What if we treasured our forts rather than selling them off?
South Australia is lagging sadly behind our interstate cousins when it comes to protecting our heritage forts. While forts in Victoria, New South Wales and Queensland have been kept in public hands and carefully preserved, our Government thinks it can just sell ours off as surplus land. Talk about lost opportunities!
Fort Denison in Sydney has been restored by the National Parks and Wildlife Service over more than twenty years. In 2001 their work earned a National Trust Heritage Award. It is a popular tourist attraction and events venue.

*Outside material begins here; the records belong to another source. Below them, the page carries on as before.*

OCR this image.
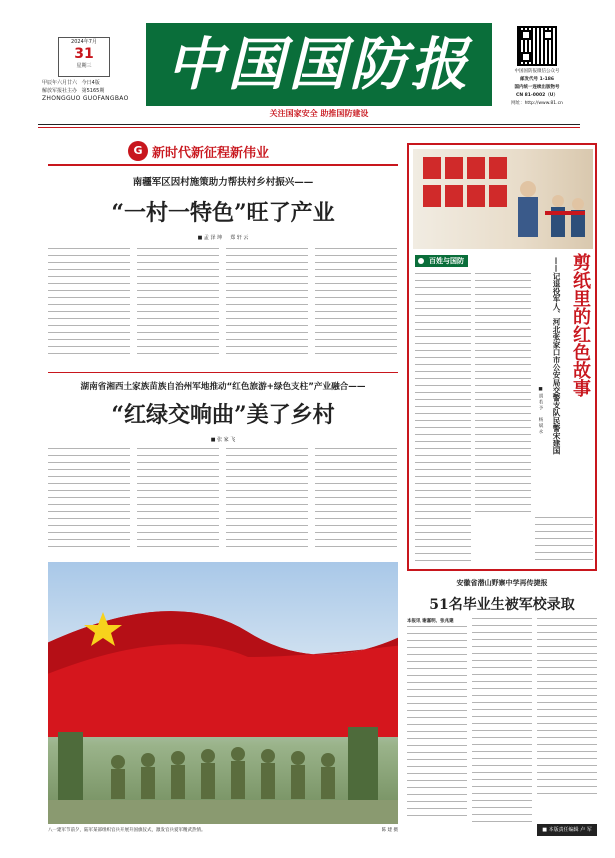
2024年7月
31
星期三
甲辰年六月廿六 今日4版
解放军报社主办 第5165期
ZHONGGUO GUOFANGBAO
中国国防报
关注国家安全 助推国防建设
中国国防报微信公众号
邮发代号 1-186
国内统一连续出版物号
CN 81-0002（U）
网址：http://www.81.cn
G 新时代新征程新伟业
南疆军区因村施策助力帮扶村乡村振兴——
“一村一特色”旺了产业
■ 孟 泽 坤 　 郑 轩 云
湖南省湘西土家族苗族自治州军地推动“红色旅游+绿色支柱”产业融合——
“红绿交响曲”美了乡村
■ 张 家 飞
八一建军节前夕，陆军某部组织官兵开展升国旗仪式，激发官兵爱军精武热情。	陈 建 摄
百姓与国防	剪纸里的红色故事
——记退役军人、河北张家口市公安局交警支队民警宋建国
■ 胡 若 予 　 杨 斌 永
安徽省潜山野寨中学再传捷报
51名毕业生被军校录取
本报讯 谢嘉明、张兆建
■ 本版责任编辑 卢 军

Fort Nepean and Fort Queenscliff in Victoria guarded the entrance to Port Phiilip Bay. Like Fort Largs, Fort Nepean was planned by Sir William Jervois and constructed around the same time. It is alleged that the first shot of World War I was fired from Fort Nepean. It became part of the Point Nepean National Park in 1988 and has been carefully restored since. They are missing some guns however, and have already put their hands up to take what remains of Fort Largs as they at least appreciate what exists here.

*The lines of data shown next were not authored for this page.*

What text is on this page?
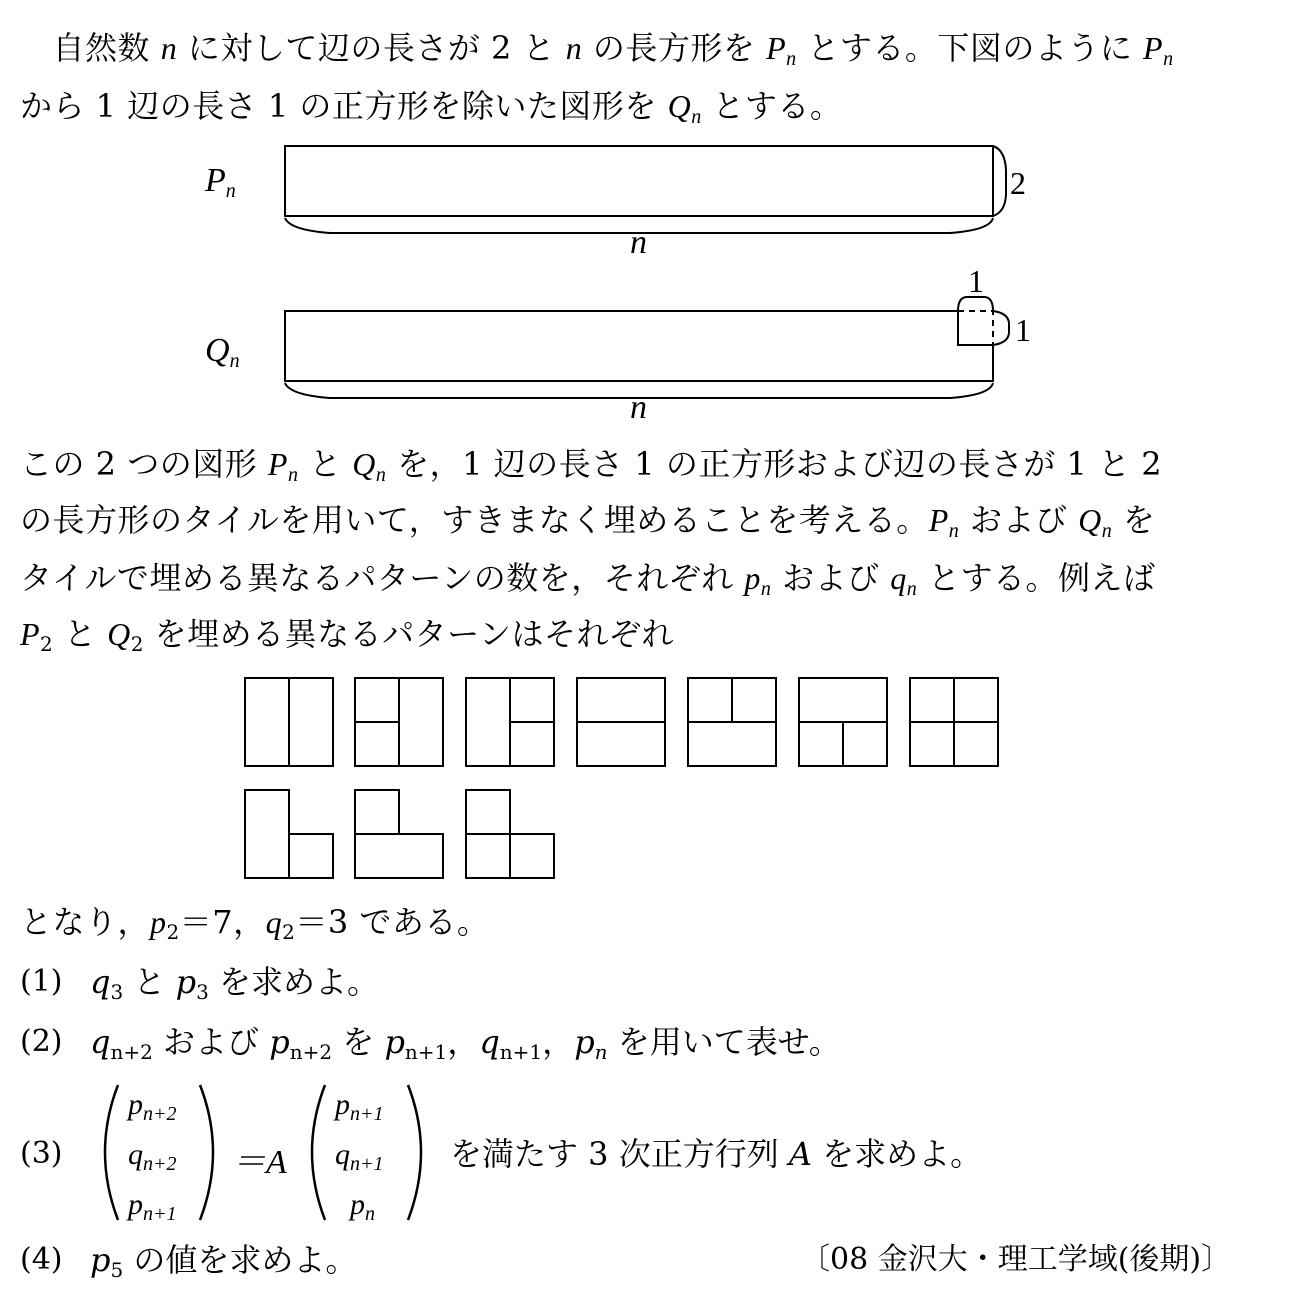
　自然数 n に対して辺の長さが 2 と n の長方形を $P_n$ とする。下図のように $P_n$
から 1 辺の長さ 1 の正方形を除いた図形を $Q_n$ とする。
$P_n$
n
2
$Q_n$
n
1
1
この 2 つの図形 $P_n$ と $Q_n$ を，1 辺の長さ 1 の正方形および辺の長さが 1 と 2
の長方形のタイルを用いて，すきまなく埋めることを考える。$P_n$ および $Q_n$ を
タイルで埋める異なるパターンの数を，それぞれ $p_n$ および $q_n$ とする。例えば
$P_2$ と $Q_2$ を埋める異なるパターンはそれぞれ
となり，$p_2=7$，$q_2=3$ である。
(1) $q_3$ と $p_3$ を求めよ。
(2) $q_{n+2}$ および $p_{n+2}$ を $p_{n+1}$，$q_{n+1}$，$p_n$ を用いて表せ。
(3)
$p_{n+2}$
$q_{n+2}$
$p_{n+1}$
＝A
$p_{n+1}$
$q_{n+1}$
$p_n$
を満たす 3 次正方行列 A を求めよ。
(4) $p_5$ の値を求めよ。	〔08 金沢大・理工学域(後期)〕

Fort Scratchley in Newcastle is operated by the City of Newcastle and offers daily tours of the site and tunnels. In Brisbane, Fort Lytton was restored by an enormous volunteer effort over a number of years and is managed by the Queensland Parks and Wildlife Service.
South Australia’s other fort, Fort Glanville, is in the hands of the Department of Environment, Water and Natural Resources. Fort Glanville has had limited interest and investment from the State Government and relies on a dedicated band of volunteers to stay open for the public.
With some imagination and a little investment South Australia could be home to two of Australia’s best preserved and widely used historic forts. If only!